The Seneschal and Thaddeus walked along the road towards the wood and could not say enough to each other. The sun was approaching the end of his course in the sky and shone less strongly but more broadly than by day, all reddened, as the healthy face of a husbandman, when, after finishing his work in the fields, he returns to rest: already the gleaming circle was descending on the summit of the grove, and already the misty twilight, filling the tips and the branches of the trees, bound and, as it were, fused the whole forest into one mass, and the grove showed black like an immense building, and the sun red above it like a fire on the roof; then the sun sank; it still shone through the branches, as a candle through the chinks of window shutters; then it was extinguished. And suddenly the scythes that were ringing far and wide among the grain, and the rakes that were being drawn over the meadow, became quiet and still; such were the orders of the Judge, on whose farm work closed with the day. “The Lord of the world knows how long we should toil; when the sun, his workman, descends from heaven, it is time for the husbandman to withdraw from the field.” So the Judge was wont to speak, and the will of the Judge was sacred to the honest Steward; for even the waggons on which they had already begun to load the [pg 8] sheaves of grain, went unfilled to the stable; the oxen rejoiced in the unaccustomed lightness of their load.
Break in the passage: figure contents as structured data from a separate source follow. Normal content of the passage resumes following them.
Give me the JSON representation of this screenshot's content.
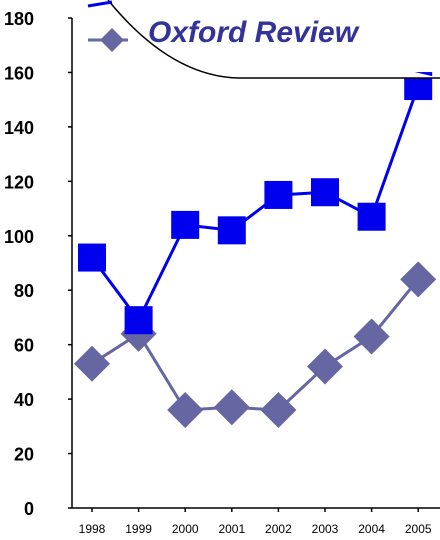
{
  "chart_data": {
    "type": "line",
    "title": "Oxford Review",
    "categories": [
      "1998",
      "1999",
      "2000",
      "2001",
      "2002",
      "2003",
      "2004",
      "2005"
    ],
    "ylim": [
      0,
      180
    ],
    "yticks": [
      "0",
      "20",
      "40",
      "60",
      "80",
      "100",
      "120",
      "140",
      "160",
      "180"
    ],
    "grid": false,
    "legend_position": "top",
    "series": [
      {
        "marker": "square",
        "color": "#0000ee",
        "values": [
          92,
          69,
          104,
          102,
          115,
          116,
          107,
          155
        ]
      },
      {
        "marker": "diamond",
        "color": "#6666a3",
        "values": [
          53,
          64,
          36,
          37,
          36,
          52,
          63,
          84
        ]
      }
    ]
  }
}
The whole company was just returning from the grove, gaily, but in order; first the little children with their tutor, then the Judge with the wife of the Chamberlain; beside them the Chamberlain, surrounded by his family; after the older people came the young ladies, with the young men beside them; the young ladies walked a half-step before the young men: so decorum bids. No one there had arranged the order, no one had so placed the gentlemen and the ladies, but each without conscious thought kept the order: for the Judge in his household observed the ancient customs, and never allowed that respect should be neglected for age, birth, intelligence, or office: “By such breeding,” said he, “houses and nations win fame, and with its fall, houses and nations go to ruin.” So the household and the servants grew accustomed to order; and a passing guest, whether kinsman or stranger, when he visited the Judge, as soon as he had been there a short time, accepted the established ways of which all about him breathed.
Short were the greetings that the Judge bestowed upon his nephew. With dignity he offered him his hand to salute, and kissing him on the temple he gave him a hearty welcome; though out of regard for the guests he talked little with him, one could see from the tears that he quickly wiped away with the sleeve of his kontusz,[13] how he loved young Thaddeus.
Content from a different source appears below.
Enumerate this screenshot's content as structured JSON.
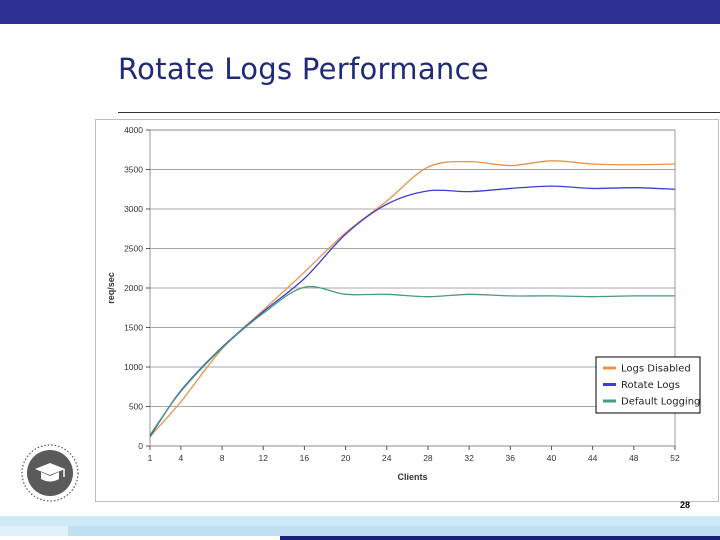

After the master all, both men and beasts, were returning home together from the harvest fields and from the grove, from the meadows and from the pastures. Here a flock of bleating sheep squeezed into the [pg 9] lane and raised a cloud of dust; behind them slowly stepped a herd of Tyrolese heifers with brazen bells; there the horses neighing rushed home from the freshly mown meadow. All ran to the well, of which the wooden sweep ceaselessly creaked and filled the trough.